IDEE PER UN WEEKEND IN VALLE D’AOSTA | Alla scoperta di Castel Savoia, Fontainemore, Arnad e Fénis

Avete presente quei viaggi inaspettati e decisi all’ultimo minuto, magari seduti sul divano, mentre si guarda un film? Non trovate anche voi che siano i viaggi più belli? Non si creano troppe aspettative, non si ha molto tempo per programmare il tutto e si parte un po’ così..all’avventura!
A noi è capitato proprio con l’ultimo weekend trascorso in Valle d’Aosta, una regione in cui la nostra fidata auto non aveva mai messo le ruote e che si è rivelata essere una vera chicca! Ne abbiamo assaporato solo un pezzettino, ma ci è bastato per capire che è una regione meravigliosa e per farci venire voglia di tornarci,prima o poi, per visitarne ogni angolo nascosto!
Il nostro mini tour nasce dopo aver scoperto che al Forte di Bard si tiene, in questo periodo, una mostra fotografica, la “Wild photographer of the year”, ed essendo Fabio un amante della fotografia non potevamo farcela scappare. Ne abbiamo poi approfittato per visitare i dintorni di questo magnifico borgo spingendoci alla scoperta di Castel Savoia a Gressoney, il bellissimo borgo di Fontainemore e il fiabesco castello di Fénis.

Ma procediamo con ordine e partiamo dal principio.

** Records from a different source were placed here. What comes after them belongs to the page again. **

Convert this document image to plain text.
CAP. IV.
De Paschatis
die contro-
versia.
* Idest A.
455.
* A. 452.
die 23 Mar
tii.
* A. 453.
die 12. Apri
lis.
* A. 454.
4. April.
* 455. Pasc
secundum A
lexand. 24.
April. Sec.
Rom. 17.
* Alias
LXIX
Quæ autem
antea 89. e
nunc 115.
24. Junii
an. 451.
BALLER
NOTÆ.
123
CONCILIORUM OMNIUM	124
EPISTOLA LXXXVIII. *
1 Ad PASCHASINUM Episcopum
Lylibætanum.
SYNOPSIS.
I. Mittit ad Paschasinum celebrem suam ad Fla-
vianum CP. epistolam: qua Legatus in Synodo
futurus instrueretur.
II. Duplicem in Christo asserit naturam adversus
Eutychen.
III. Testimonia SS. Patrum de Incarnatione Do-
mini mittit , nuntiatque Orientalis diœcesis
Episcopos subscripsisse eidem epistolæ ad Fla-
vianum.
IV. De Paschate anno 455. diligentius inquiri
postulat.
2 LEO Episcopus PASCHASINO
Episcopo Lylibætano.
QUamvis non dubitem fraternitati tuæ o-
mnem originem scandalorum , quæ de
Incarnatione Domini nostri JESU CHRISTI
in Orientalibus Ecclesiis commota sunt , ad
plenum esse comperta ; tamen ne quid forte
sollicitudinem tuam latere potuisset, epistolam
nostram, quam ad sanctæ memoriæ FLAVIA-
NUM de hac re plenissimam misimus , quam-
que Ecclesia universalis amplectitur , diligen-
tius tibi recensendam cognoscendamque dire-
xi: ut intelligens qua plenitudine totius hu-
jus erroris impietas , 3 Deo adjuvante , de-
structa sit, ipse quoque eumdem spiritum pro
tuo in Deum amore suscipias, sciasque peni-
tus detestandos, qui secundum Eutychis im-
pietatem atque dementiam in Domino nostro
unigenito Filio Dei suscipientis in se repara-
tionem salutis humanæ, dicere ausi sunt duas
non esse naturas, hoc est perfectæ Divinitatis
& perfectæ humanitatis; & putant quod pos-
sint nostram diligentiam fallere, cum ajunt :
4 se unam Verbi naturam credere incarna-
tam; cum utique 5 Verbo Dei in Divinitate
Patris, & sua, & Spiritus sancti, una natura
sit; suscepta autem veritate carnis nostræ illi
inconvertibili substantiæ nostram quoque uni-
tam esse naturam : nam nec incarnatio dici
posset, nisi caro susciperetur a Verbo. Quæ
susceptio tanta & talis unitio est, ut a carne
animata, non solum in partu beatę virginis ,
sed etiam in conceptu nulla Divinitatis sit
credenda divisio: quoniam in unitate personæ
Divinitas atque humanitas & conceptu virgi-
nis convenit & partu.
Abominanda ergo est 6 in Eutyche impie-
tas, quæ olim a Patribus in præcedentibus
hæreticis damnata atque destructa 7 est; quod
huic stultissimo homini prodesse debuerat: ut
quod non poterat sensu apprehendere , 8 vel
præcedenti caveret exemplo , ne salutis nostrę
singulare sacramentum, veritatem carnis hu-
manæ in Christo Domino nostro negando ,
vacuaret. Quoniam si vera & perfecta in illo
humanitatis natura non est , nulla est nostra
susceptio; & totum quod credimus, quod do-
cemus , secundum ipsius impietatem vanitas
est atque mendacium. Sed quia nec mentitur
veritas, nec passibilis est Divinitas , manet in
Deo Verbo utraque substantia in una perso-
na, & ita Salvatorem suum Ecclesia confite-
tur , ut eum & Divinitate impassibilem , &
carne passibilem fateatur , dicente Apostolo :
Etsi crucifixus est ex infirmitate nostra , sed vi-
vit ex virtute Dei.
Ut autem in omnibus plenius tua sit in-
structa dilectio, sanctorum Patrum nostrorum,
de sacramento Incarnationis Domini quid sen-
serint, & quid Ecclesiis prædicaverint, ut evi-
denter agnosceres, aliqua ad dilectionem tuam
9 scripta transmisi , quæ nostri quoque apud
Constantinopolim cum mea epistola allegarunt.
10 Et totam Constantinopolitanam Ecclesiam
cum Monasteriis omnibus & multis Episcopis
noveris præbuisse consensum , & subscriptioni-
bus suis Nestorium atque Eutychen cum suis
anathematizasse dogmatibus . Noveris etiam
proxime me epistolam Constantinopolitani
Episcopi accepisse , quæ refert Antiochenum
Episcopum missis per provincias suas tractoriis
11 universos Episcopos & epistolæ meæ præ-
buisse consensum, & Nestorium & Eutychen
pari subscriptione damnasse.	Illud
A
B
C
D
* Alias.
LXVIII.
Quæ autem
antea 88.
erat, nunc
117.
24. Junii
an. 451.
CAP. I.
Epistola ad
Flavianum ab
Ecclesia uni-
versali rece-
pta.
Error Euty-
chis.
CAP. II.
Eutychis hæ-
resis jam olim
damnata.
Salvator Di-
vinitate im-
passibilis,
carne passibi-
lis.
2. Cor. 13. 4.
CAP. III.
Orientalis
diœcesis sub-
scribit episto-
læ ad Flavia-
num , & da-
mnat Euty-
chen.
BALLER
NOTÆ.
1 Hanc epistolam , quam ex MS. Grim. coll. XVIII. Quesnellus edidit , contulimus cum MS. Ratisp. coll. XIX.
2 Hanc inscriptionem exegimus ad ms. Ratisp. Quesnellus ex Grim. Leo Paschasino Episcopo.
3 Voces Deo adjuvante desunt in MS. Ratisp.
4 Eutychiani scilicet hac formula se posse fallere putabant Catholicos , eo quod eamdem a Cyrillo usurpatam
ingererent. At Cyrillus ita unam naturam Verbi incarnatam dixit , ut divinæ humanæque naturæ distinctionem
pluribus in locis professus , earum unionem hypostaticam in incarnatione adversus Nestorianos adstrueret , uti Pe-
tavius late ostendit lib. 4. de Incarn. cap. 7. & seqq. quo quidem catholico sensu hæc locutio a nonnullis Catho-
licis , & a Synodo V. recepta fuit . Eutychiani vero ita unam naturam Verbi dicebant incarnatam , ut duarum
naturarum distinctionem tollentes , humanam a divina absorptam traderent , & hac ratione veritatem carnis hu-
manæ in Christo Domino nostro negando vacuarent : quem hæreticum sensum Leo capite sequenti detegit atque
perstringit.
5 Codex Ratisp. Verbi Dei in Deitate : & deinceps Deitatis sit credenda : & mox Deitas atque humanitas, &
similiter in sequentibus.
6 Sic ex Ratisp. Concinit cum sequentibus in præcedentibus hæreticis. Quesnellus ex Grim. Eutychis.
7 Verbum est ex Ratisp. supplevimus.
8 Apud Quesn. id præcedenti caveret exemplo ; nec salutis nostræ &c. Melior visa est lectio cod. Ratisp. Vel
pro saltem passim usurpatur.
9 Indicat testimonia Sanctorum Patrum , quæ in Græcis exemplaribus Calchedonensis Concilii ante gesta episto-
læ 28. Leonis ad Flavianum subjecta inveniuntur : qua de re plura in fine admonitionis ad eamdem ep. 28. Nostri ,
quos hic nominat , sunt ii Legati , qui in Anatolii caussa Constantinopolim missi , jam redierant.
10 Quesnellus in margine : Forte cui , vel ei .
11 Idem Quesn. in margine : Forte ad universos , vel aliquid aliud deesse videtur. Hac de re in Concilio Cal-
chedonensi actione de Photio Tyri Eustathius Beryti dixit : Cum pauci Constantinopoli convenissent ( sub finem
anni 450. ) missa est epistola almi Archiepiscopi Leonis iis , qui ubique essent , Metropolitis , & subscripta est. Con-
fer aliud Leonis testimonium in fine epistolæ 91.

È sabato mattina, il cielo azzurro e poche nuvole all’orizzonte! Si prospetta un bel weekend e caricata la nostra macchina, partiamo alla volta della Valle d’Aosta.
La nostra prima tappa è Castel Savoia che raggiungiamo in tarda mattinata dopo aver attraversato la spettacolare Valle del Lys, da Pont Saint Martin (uscita dell’autostrada) a Gressoney.
Gressoney Saint Jean è una piccola e famosa località montana ai piedi del Monte Rosa, che deve il suo sviluppo turistico alla regina Margherita di Savoia, che tra la fine dell’800 e gli inizi del ‘900 ne fece il suo luogo di villeggiatura estivo prediletto.
Se ascoltate i racconti della guida locale, vi innamorerete molto presto di questa regina. La regina Margherita non era per nulla una sovrana sofisticata; dormiva nei rifugi, si vestiva con i costumi popolari locali e le escursioni in montagna e gite costituivano per lei un piacevole svago lontano dal rigido protocollo di corte.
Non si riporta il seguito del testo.